It is one of Europe's most divided regions, but there are some issues that have united the former Yugoslavia, including a deeply conservative outlook on sexuality and sex education.
But attitudes appear to be changing. Sex education classes were introduced to Croatian schools for the first time earlier this year, in the run-up to the country's accession to the European Union in July, and, from next month, classes will be piloted in parts of Serbia, too.
The move has proved controversial, however. Opposition from the Catholic Church led to Croatia's constitutional court ruling that the government should not have introduced the lessons in February because it had failed to properly consult parents.
The sex education curriculum has been suspended, but prime minister Zoran Milanovic is appealing against the judgment. He has also vowed to improve the quality of sex education so that it rivals the best in Europe.

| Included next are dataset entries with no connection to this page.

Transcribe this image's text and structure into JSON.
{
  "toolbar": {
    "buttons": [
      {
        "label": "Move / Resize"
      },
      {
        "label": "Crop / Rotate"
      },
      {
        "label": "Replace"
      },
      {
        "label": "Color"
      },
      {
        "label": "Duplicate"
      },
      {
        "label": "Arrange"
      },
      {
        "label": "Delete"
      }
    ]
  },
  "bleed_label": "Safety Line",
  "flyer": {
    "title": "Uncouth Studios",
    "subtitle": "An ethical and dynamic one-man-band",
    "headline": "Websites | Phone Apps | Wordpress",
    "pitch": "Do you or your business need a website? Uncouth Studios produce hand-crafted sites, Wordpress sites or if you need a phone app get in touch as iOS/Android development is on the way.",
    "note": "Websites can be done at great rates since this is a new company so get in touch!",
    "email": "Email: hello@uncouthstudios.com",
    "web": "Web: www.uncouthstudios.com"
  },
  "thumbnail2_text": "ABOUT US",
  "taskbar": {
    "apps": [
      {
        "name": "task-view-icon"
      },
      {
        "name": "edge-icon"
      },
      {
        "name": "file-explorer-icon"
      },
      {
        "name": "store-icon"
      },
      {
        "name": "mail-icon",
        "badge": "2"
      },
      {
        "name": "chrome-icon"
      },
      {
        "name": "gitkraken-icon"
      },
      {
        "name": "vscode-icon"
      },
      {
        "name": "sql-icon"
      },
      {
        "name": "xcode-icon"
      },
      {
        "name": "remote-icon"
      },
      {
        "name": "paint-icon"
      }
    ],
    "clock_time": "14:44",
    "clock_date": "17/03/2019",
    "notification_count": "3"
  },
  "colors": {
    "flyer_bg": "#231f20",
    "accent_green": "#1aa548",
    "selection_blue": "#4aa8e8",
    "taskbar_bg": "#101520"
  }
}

Yet such difficulties have not deterred the regional government of Vojvodina, in the north of Serbia, from pushing ahead with plans to introduce the country's first sex edu- cation classes.
With Serbia still having some way to go before it is embraced by the EU, it has been able to introduce the lessons more gradually, with just 10 schools due to pilot the radical addition to the curriculum in September.
The Serbian provincial Ministry of Youth and Sport, which has instigated the sex education initiative, told TES that it had carefully laid the groundwork before putting its plan into action. Having consulted experts in areas including gynaecology and psychology, students will now have the opportunity to "learn about reproductive health", said Marinika Cobanu, provincial minister for sports and youth.
Classes will be delivered by teachers trained in medicine and psychology, who will work according to what Ms Cobanu described as a "British model" of sex education.
On the issue of parental consent she said: "As part of our research, we asked parents if they would like their children to attend sex education classes and more than 95 per cent said yes."
Vojvodina has long been regarded as Serbia's most liberal region, and it is uncertain how easy it will be for the rest of the country to follow suit in the introduction of sex education classes.
But the Vojvodina government believes it will not suffer any backlash from society, and has suggested that its experience in laying the groundwork could help in the national implementation of sex education.
"We believe that the Croatian scenario will not happen (here) because we underwent long and serious preparation that lasted 10 months and involved a series of studies, designing the programme and writing textbooks," Ms Cobanu said.
"In Croatia, it took them only two months to introduce sex education in schools and they did not predict the strength of the reaction from the Catholic Church, which is very influential in their society."
However, she added that the example from across the border was very welcome. "We were very pleased that the Croats first tried to introduce sex education in (their) schools," Ms Cobanu said. "They have provided support and assistance to us in a very positive way."